The Twisted Cubic: A classic non-planar curve visualized as the intersection of two cylinders: $y = x^2$ and $z = x^3$. It warps through all three dimensions simultaneously.

Examples from the Field

EXAMPLE 3: Linear Path

Describe the curve defined by $\mathbf{r}(t) = \langle 1 + t, 2 + 5t, -1 + 6t \rangle$.

Analysis: This is a parametric equation for a straight line. It passes through the point $(1, 2, -1)$ and follows the direction vector $\mathbf{v} = \langle 1, 5, 6 \rangle$.

EXAMPLE 4: The Standard Helix

Sketch the curve $\mathbf{r}(t) = \cos t \mathbf{i} + \sin t \mathbf{j} + t \mathbf{k}$.

Analysis: The components $x = \cos t$ and $y = \sin t$ satisfy $x^2 + y^2 = 1$, meaning the curve stays on a circular cylinder. As $t$ increases, $z=t$ pulls the point upward, creating a spiral.

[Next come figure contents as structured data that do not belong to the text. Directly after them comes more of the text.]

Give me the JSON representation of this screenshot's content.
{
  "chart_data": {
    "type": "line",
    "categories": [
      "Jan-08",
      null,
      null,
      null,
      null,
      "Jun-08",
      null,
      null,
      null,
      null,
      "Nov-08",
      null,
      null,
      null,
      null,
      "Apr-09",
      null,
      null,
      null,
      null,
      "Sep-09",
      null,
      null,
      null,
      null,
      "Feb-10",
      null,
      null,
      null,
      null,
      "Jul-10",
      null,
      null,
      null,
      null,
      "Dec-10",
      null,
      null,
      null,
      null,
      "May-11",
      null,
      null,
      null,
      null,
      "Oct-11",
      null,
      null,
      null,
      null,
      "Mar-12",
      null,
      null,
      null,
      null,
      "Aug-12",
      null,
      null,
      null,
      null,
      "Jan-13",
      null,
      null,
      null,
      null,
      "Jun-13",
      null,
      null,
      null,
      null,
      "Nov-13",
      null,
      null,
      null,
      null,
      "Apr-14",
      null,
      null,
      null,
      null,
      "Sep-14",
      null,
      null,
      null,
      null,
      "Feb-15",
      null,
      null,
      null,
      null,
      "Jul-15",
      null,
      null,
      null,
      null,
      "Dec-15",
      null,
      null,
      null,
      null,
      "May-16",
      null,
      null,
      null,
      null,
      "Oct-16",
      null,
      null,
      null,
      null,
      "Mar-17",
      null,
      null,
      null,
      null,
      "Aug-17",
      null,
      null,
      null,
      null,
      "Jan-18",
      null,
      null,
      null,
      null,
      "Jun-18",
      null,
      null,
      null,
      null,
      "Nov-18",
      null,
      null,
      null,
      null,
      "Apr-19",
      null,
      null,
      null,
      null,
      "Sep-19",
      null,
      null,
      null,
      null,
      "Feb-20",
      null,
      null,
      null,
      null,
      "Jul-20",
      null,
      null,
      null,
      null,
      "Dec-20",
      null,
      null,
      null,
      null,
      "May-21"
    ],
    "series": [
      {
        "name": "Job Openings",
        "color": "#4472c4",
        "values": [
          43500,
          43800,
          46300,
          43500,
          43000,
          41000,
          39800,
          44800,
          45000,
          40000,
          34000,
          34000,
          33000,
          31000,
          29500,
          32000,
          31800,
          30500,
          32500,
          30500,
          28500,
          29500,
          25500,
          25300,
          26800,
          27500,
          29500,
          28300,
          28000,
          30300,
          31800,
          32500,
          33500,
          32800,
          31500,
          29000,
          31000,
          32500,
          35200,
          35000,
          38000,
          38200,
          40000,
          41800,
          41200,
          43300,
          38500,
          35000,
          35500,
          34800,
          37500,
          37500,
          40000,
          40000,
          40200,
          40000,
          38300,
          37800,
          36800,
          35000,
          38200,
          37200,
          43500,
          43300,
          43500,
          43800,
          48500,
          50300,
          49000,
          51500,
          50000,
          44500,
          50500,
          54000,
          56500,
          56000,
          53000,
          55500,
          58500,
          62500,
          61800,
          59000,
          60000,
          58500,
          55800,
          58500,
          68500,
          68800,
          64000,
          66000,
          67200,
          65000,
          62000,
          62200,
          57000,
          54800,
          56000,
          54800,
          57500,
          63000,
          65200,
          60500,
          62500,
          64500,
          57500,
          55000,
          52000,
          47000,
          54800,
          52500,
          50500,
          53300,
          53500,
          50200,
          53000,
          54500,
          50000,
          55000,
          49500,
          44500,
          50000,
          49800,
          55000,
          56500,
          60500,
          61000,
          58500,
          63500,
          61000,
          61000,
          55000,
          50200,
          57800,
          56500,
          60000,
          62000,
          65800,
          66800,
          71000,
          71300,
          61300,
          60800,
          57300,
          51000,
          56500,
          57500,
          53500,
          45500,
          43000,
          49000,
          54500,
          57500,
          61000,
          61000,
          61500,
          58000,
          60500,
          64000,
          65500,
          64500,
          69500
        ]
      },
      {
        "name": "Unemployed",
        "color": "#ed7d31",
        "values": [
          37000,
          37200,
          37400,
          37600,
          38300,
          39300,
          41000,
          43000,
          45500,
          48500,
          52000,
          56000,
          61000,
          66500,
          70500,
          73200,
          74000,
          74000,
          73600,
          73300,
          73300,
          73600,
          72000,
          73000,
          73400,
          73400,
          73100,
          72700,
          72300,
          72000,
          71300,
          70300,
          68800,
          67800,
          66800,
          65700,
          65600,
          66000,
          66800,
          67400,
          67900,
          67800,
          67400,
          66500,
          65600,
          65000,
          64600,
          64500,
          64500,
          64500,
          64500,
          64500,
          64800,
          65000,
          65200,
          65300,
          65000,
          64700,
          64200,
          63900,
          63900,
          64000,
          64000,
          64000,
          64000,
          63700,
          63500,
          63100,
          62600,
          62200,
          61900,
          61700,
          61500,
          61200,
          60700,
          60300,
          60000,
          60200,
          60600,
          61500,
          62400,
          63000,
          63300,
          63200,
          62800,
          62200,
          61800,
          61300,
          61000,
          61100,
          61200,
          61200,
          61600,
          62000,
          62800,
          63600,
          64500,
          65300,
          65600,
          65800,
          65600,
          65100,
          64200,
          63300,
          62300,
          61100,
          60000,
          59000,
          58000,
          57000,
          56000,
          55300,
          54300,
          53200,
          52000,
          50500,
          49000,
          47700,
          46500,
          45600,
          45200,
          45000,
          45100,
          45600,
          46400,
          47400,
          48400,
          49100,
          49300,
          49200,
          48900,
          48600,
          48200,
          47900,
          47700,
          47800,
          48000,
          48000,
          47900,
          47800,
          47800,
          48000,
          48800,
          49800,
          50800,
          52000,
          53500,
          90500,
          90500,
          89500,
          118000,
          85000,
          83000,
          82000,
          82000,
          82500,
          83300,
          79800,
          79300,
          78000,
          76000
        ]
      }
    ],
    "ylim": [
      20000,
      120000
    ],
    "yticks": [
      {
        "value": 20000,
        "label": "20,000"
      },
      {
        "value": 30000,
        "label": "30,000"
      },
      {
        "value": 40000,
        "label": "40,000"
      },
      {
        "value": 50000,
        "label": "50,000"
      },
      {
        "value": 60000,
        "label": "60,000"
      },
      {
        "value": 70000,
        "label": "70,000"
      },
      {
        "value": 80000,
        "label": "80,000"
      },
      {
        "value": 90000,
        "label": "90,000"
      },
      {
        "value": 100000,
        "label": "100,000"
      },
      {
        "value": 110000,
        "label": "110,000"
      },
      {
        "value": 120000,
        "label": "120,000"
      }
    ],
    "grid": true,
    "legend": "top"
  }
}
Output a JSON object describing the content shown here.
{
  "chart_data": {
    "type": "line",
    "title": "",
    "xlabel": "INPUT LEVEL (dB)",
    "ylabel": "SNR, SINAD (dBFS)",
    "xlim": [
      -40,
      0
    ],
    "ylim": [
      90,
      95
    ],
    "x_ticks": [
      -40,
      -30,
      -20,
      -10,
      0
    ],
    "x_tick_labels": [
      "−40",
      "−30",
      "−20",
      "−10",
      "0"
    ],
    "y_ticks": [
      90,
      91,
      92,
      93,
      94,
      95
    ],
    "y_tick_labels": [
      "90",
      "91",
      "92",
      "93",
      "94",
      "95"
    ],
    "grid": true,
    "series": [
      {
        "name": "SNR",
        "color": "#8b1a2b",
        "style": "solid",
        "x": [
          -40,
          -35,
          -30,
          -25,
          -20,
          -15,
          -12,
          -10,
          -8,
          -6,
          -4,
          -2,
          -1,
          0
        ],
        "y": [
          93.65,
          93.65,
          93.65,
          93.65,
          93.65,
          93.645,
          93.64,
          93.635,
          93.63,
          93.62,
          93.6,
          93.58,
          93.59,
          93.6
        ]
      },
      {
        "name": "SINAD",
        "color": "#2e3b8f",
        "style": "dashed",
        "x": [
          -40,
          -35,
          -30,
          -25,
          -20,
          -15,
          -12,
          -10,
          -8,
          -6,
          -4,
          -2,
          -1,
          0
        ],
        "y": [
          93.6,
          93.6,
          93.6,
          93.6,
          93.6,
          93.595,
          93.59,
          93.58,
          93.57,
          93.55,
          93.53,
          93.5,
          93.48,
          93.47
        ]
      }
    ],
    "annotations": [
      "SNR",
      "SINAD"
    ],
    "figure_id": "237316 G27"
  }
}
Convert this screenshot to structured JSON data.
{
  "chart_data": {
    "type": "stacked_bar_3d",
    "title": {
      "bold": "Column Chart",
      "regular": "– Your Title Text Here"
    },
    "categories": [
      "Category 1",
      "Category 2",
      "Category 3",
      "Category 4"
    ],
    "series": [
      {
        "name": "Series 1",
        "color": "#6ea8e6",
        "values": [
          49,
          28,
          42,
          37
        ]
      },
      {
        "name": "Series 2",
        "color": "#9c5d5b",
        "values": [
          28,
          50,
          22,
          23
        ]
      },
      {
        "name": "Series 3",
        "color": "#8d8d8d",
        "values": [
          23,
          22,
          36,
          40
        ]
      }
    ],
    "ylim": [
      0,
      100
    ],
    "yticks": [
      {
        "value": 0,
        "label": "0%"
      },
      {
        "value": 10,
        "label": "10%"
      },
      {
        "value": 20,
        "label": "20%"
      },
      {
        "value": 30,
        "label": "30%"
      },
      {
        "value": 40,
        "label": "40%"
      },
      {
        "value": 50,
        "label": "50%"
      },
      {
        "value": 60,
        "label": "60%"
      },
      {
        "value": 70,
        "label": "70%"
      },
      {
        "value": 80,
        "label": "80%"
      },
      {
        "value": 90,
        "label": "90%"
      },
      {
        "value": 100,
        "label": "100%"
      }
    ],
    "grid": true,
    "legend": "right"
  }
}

EXAMPLE 7: The Twisted Cubic

Using a computer to visualize $\mathbf{r}(t) = \langle t, t^2, t^3 \rangle$.

Analysis: This curve is "twisted" because it is the intersection of the parabolic cylinder $y = x^2$ and the cubic cylinder $z = x^3$. It is a standard example of a curve that does not lie in a single plane.

🎯 Core Insight

Vector functions transition us from static geometry to kinematics. A curve is no longer just a shape; it is the history of a particle's movement. Remember: different vector functions can represent the same physical path, but they may trace it at different speeds.

QUESTION 1

Determine whether the statement is true or false: The curve with vector equation $\mathbf{r}(t) = t^3\mathbf{i} + 2t^3\mathbf{j} + 3t^3\mathbf{k}$ is a line.

True

False

QUESTION 2

Which of the following describes the trajectory of $x = \cos t, y = \sin t, z = 1/(1 + t^2)$ for $t \ge 0$?

A circular helix spiraling upward to infinity.

A horizontal spiral on the xy-plane.

A circular spiral that starts at z=1 and approaches the xy-plane as t increases.

A straight line passing through (1, 0, 1).

QUESTION 3

Find the domain of the vector function: $\mathbf{r}(t) = \langle \sqrt{4 - t^2}, e^{3t}, \ln(t + 1) \rangle$.

$[-2, 2]$

$(-1, 2]$

$(-1, \infty)$

$(-1, 1)$

QUESTION 4

Calculate the curvature $\kappa(0)$ for the twisted cubic $\mathbf{r}(t) = \langle t, t^2, t^3 \rangle$.

QUESTION 5

Evaluate the integral: $\int_{0}^{1} (t e^{2t} \mathbf{i} + \frac{1}{1 - t} \mathbf{j} + \frac{1}{\sqrt{1 - t^2}} \mathbf{k}) dt$. Is this integral finite?

Yes, all components converge.

No, the j-component integral diverges.

No, the k-component integral diverges.

No, the i-component integral diverges.